一份2000年前汉武帝的罪己诏:所有向外扩张的人,终将向内回归

·文 / 正则

平心而谈】:

扩张期的美学是:奔放、冒险、征服,像奔腾的江河。

守成期的美学是:沉静、滋养、平衡,像宽阔的湖泊。


公元前89年,深秋。长安城未央宫。

一位六十九岁的老人独坐殿中。

他患有消渴疾(糖尿病),案头除了奏疏,还有一碗温了数次却未饮的汤药。

三个月前,搜粟都尉桑弘羊从西域上书:

请在轮台(今新疆轮台)屯田,筑亭障,驻扎士卒,逐步向西扩张。

这曾是大汉帝国过去四十年的“肌肉记忆”:打到哪里,就在哪里生根,再打下一个。

老人提起笔。砚台里的墨早已凝结。

他没有批复“可”,也没有批复“依卿所奏”。

他写下了一篇诏书。

这篇三千余言的文字,后来被史学家称为中国历史上第一份内容详实、态度诚恳的帝王“罪己诏”:

《轮台诏》。

这是一个“败家子”的醒悟时刻,也是一个庞大帝国被迫的“战略收缩”。


至暗时刻:英雄的黄昏

要理解这份诏书的分量,得先看清这个老人此刻所处的绝境。

两年前的巫蛊之祸,是这个家庭和这个帝国的分水岭。

一夜之间,把他和前半生的一切隔在了两个世界。

征和二年(前91年)的夏天,长安城热得像蒸笼。

绣衣使者江充持节入宫,在太子宫里挖出了桐木人偶。

太子刘据无法自证清白,被迫起兵,与丞相刘屈氂的军队在长安城中血战五日。

五日。
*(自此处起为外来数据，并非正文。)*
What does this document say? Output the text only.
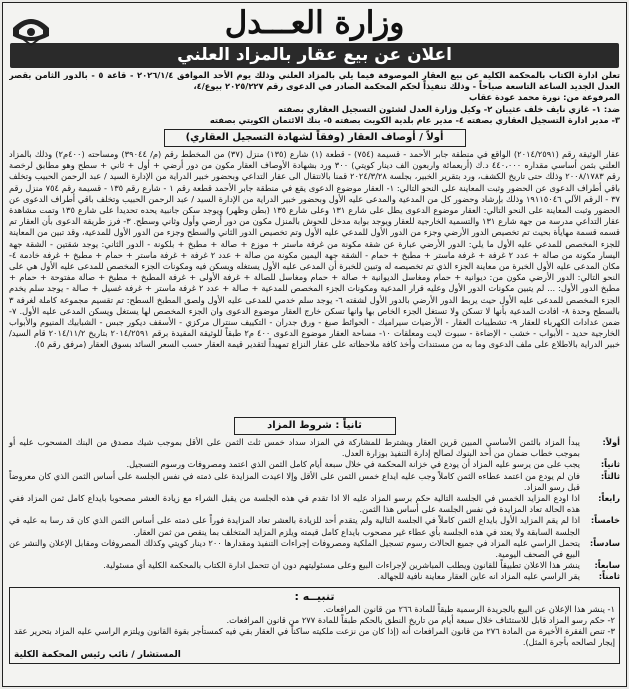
وزارة العـــدل
اعلان عن بيع عقار بالمزاد العلني
تعلن ادارة الكتاب بالمحكمة الكلية عن بيع العقار الموصوفة فيما يلي بالمزاد العلني وذلك يوم الأحد الموافق ٢٠٢٦/١/٤ - قاعة ٥ - بالدور الثامن بقصر العدل الجديد الساعة التاسعة صباحاً - وذلك تنفيذاً لحكم المحكمة الصادر في الدعوى رقم ٢٠٢٥/٢٢٧ بيوع/٤،
المرفوعة من: نورة محمد عودة عقاب
ضد: ١- غازي نايف خلف عثيبان ٢- وكيل وزارة العدل لشئون التسجيل العقاري بصفته
٣- مدير ادارة التسجيل العقاري بصفته ٤- مدير عام بلدية الكويت بصفته ٥- بنك الائتمان الكويتي بصفته
أولاً / أوصاف العقار (وفقاً لشهادة التسجيل العقاري)
عقار الوثيقة رقم (٢٠١٤/٢٥٩١) الواقع في منطقة جابر الأحمد - قسيمة (٧٥٤) - قطعة (١) شارع (١٣٥) منزل (٣٧) من المخطط رقم (م/ ٣٩٠٤٤) ومساحته (٤٠٠م٢) وذلك بالمزاد العلني بثمن أساسي مقداره ٤٤٠،٠٠٠ د.ك (أربعمائة واربعون الف دينار كويتي) ٣٠٠ ورد بشهادة الأوصاف العقار مكون من دور أرضي + أول + ثاني + سطح وهو مطابق لرخصة رقم ٢٠٠٨/١٧٨٣ وذلك حتى تاريخ الكشف، ورد بتقرير الخبير، بجلسة ٢٠٢٤/٣/٢٨ قمنا بالانتقال الى عقار التداعي وبحضور خبير الدراية من الإدارة السيد / عبد الرحمن الحبيب وتخلف باقي أطراف الدعوى عن الحضور وثبت المعاينة على النحو التالي: ١- العقار موضوع الدعوى يقع في منطقة جابر الأحمد قطعة رقم ١ - شارع رقم ١٣٥ - قسيمة رقم ٧٥٤ منزل رقم ٣٧ - الرقم الآلي ١٩١١٥٠٤٦ وذلك بإرشاد وحضور كل من المدعية والمدعى عليه الأول وبحضور خبير الدراية من الإدارة السيد / عبد الرحمن الحبيب وتخلف باقي أطراف الدعوى عن الحضور وثبت المعاينة على النحو التالي: العقار موضوع الدعوى يطل على شارع ١٣١ وعلى شارع ١٣٥ (بطن وظهر) ويوجد سكن جانبية يحده تحديدا على شارع ١٣٥ وتمت مشاهدة عقار التداعي مدرسة من جهة شارع ١٣١ والتسمية الخارجية للعقار ويوجد بوابة مدخل للحوش بالمنزل مكون من دور أرضي وأول وثاني وسطح. ٣- فرز طريقة الدعوى بأن العقار تم قسمه قسمة مهايأة بحيث تم تخصيص الدور الأرضي وجزء من الدور الأول للمدعي عليه الأول وتم تخصيص الدور الثاني والسطح وجزء من الدور الأول للمدعية، وقد تبين من المعاينة للجزء المخصص للمدعي عليه الأول ما يلي: الدور الأرضي عبارة عن شقة مكونة من غرفة ماستر + موزع + صالة + مطبخ + بلكونة - الدور الثاني: يوجد شقتين - الشقة جهة اليسار مكونة من صالة + عدد ٢ غرفة + غرفة ماستر + مطبخ + حمام - الشقة جهة اليمين مكونة من صالة + عدد ٢ غرفة + غرفة ماستر + حمام + مطبخ + غرفة خادمة ٤- مكان المدعى عليه الأول الخبرة من معاينة الجزء الذي تم تخصيصه له وتبين للخبرة أن المدعى عليه الأول يستغله ويسكن فيه ومكونات الجزء المخصص للمدعى عليه الأول هي على النحو التالي: الدور الأرضي مكون من: ديوانية + حمام ومغاسل الديوانية + صالة + حمام ومغاسل للصالة + غرفة الأولى + غرفة المطبخ + مطبخ + صالة مفتوحة + حمام + مطبخ الدور الأول: ... لم يتبين مكونات الدور الأول وعليه قرار المدعية ومكونات الجزء المخصص للمدعية + صالة + عدد ٢ غرفة ماستر + غرفة غسيل + صالة - يوجد سلم يخدم الجزء المخصص للمدعى عليه الأول حيث يربط الدور الأرضي بالدور الأول لشقته ٦- يوجد سلم خدمي للمدعى عليه الأول ولصق المطبخ السطح: تم تقسيم مجموعة كاملة لغرفة ٣ بالسطح وحدة ٨- افادت المدعية بأنها لا تسكن ولا تستغل الجزء الخاص بها وانها تسكن خارج العقار موضوع الدعوى وان الجزء المخصص لها يستغل ويسكن المدعى عليه الأول. ٧- ضمن عدادات الكهرباء للعقار ٩- تشطيبات العقار - الأرضيات سيراميك - الحوائط صبغ - ورق جدران - التكييف سنترال مركزي - الأسقف ديكور جبس - الشبابيك المنيوم والأبواب الخارجية حديد - الأبواب - خشب - الإضاءة - سبوت لايت ومعلقات ١٠- مساحة العقار موضوع الدعوى ٤٠٠ م٢ طبقاً للوثيقة المقيدة برقم ٢٠١٤/٢٥٩١ بتاريخ ٢٠١٤/١١/٢ قام السيد/ خبير الدراية بالاطلاع على ملف الدعوى وما به من مستندات وأخذ كافة ملاحظاته على عقار النزاع تمهيداً لتقدير قيمة العقار حسب السعر السائد بسوق العقار (مرفق رقم ٥).
ثانياً : شروط المزاد
أولاً:
يبدأ المزاد بالثمن الأساسي المبين قرين العقار ويشترط للمشاركة في المزاد سداد خمس ثلث الثمن على الأقل بموجب شيك مصدق من البنك المسحوب عليه أو بموجب خطاب ضمان من أحد البنوك لصالح إدارة التنفيذ بوزارة العدل.
ثانياً:
يجب على من يرسو عليه المزاد أن يودع في خزانة المحكمة في خلال سبعة أيام كامل الثمن الذي اعتمد ومصروفات ورسوم التسجيل.
ثالثاً:
فان لم يودع من اعتمد عطاءه الثمن كاملاً وجب عليه ايداع خمس الثمن على الأقل وإلا اعيدت المزايدة على ذمته في نفس الجلسة على أساس الثمن الذي كان معروضاً قبل رسو المزاد.
رابعاً:
اذا اودع المزايد الخمس في الجلسة التالية حكم برسو المزاد عليه الا اذا تقدم في هذه الجلسة من يقبل الشراء مع زيادة العشر مصحوبا بايداع كامل ثمن المزاد ففي هذه الحالة تعاد المزايدة في نفس الجلسة على أساس هذا الثمن.
خامساً:
اذا لم يقم المزايد الأول بايداع الثمن كاملاً في الجلسة التالية ولم يتقدم أحد للزيادة بالعشر تعاد المزايدة فوراً على ذمته على أساس الثمن الذي كان قد رسا به عليه في الجلسة السابقة ولا يعتد في هذه الجلسة بأي عطاء غير مصحوب بايداع كامل قيمته ويلزم المزايد المتخلف بما ينقص من ثمن العقار.
سادساً:
يتحمل الراسي عليه المزاد في جميع الحالات رسوم تسجيل الملكية ومصروفات إجراءات التنفيذ ومقدارها ٢٠٠ دينار كويتي وكذلك المصروفات ومقابل الإعلان والنشر عن البيع في الصحف اليومية.
سابعاً:
ينشر هذا الاعلان تطبيقاً للقانون ويطلب المباشرين لإجراءات البيع وعلى مسئوليتهم دون ان تتحمل ادارة الكتاب بالمحكمة الكلية أي مسئولية.
ثامناً:
يقر الراسي عليه المزاد انه عاين العقار معاينة نافية للجهالة.
تنبيــه :
١- ينشر هذا الإعلان عن البيع بالجريدة الرسمية طبقاً للمادة ٢٦٦ من قانون المرافعات.
٢- حكم رسو المزاد قابل للاستئناف خلال سبعة أيام من تاريخ النطق بالحكم طبقاً للمادة ٢٧٧ من قانون المرافعات.
٣- تنص الفقرة الأخيرة من المادة ٢٧٦ من قانون المرافعات أنه (إذا كان من نزعت ملكيته ساكناً في العقار بقي فيه كمستأجر بقوة القانون ويلتزم الراسي عليه المزاد بتحرير عقد إيجار لصالحه بأجرة المثل).
المستشار / نائب رئيس المحكمة الكلية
数万人死。

皇后卫子夫自尽于椒房殿。

太子刘据携两个幼子逃亡,最终在湖县(今河南灵宝)的一户农家藏匿。

地方官围捕时,太子自缢,两个皇孙被杀。

作为帝王,他失去了花费三十年培养的法定继承人,朝堂上暗流涌动;

作为父亲,他白发人送黑发人,且是亲手所害,那个告发太子的江充,是他最信任的耳目。

更残酷的是真相的降临。

一年后,守卫高祖陵寝的郎官田千秋上书,为太子鸣冤:

子弄父兵,罪当笞;天子之子过误杀人,当何罢哉!臣尝梦见一白头翁教臣言

翻译成大白话就是:儿子动用父亲的军队,最多打板子。天子之子误杀了人,算什么罪?

老人愣住了。

他召见田千秋。这个没有任何背景的小吏说:“臣做梦,梦见一位白头老翁教我这么说。”

白头老翁。那是高祖托梦。

老人哭了。

他对着这个陌生的年轻人说:

父子之间,人所难言也,公独明其不然”。

——我们父子之间的事,外人难以言说,唯独你明白这其中的委屈。

他下令族灭江充全家,在湖县那个逼死太子的地方,筑起了一座“思子宫”,又建了一座“归来望思之台”。

可太子回不来了。

史书上只留下一句:“上怜太子无辜。”

寥寥六字,背后是无数个难以成寐的夜晚。

与此同时,帝国这台战争机器已经运转了近五十年。

北击匈奴,南平百越,东定朝鲜,西通西域

每一场胜利都在消耗着文景之治留下的家底。

司马迁写《史记》时,用四个字形容当时的民间景象:“海内虚耗”。

更可怕的是,国内起义此起彼伏,官员们抓了一批又一批,却如野草般烧不尽。

最讽刺的是,就在桑弘羊上书的同一年,贰师将军李广利率六万余大军出击匈奴。

这曾是老人最寄予厚望的将领(注:李广利的妹妹李夫人是他晚年最宠爱的妃子)。

结果,最后李广利兵败投降匈奴,这是汉朝对匈奴作战以来,最惨痛的失败之一。

开疆拓土的梦想,在这个秋天,碎了一地。

这就是《轮台诏》诞生的背景:

一个英雄迟暮的老人,一个四面楚歌的帝国,一个不得不面对的真相:

我之前的玩法,行不通了。


急刹车:一份诏书的重量

让我们走进这份诏书。

桑弘羊的建议,从纯粹的军事角度看,无可厚非。

轮台位于西域咽喉,屯田驻军,确实可以巩固战果,继续向西。

但汉武帝的回答,出乎所有人的意料。

他先回顾了过去的战争。

他提到贰师将军李广利的失败:

朕发兵贰师六万余人,非乏少食也,计不终终,将军不能前。”

他提到汉朝将士的牺牲:

军士死略离散。”

他还提到长途运输的艰难:

廪食不至。”

然后,他说了一段石破天惊的话:

“曩者,朕之不明……当今务,在禁苛暴,止擅赋,力本农。”

翻译成今天的话:当前最重要的任务,是禁止苛刻暴虐的法规,停止擅自增加的赋税,全力抓好农业生产。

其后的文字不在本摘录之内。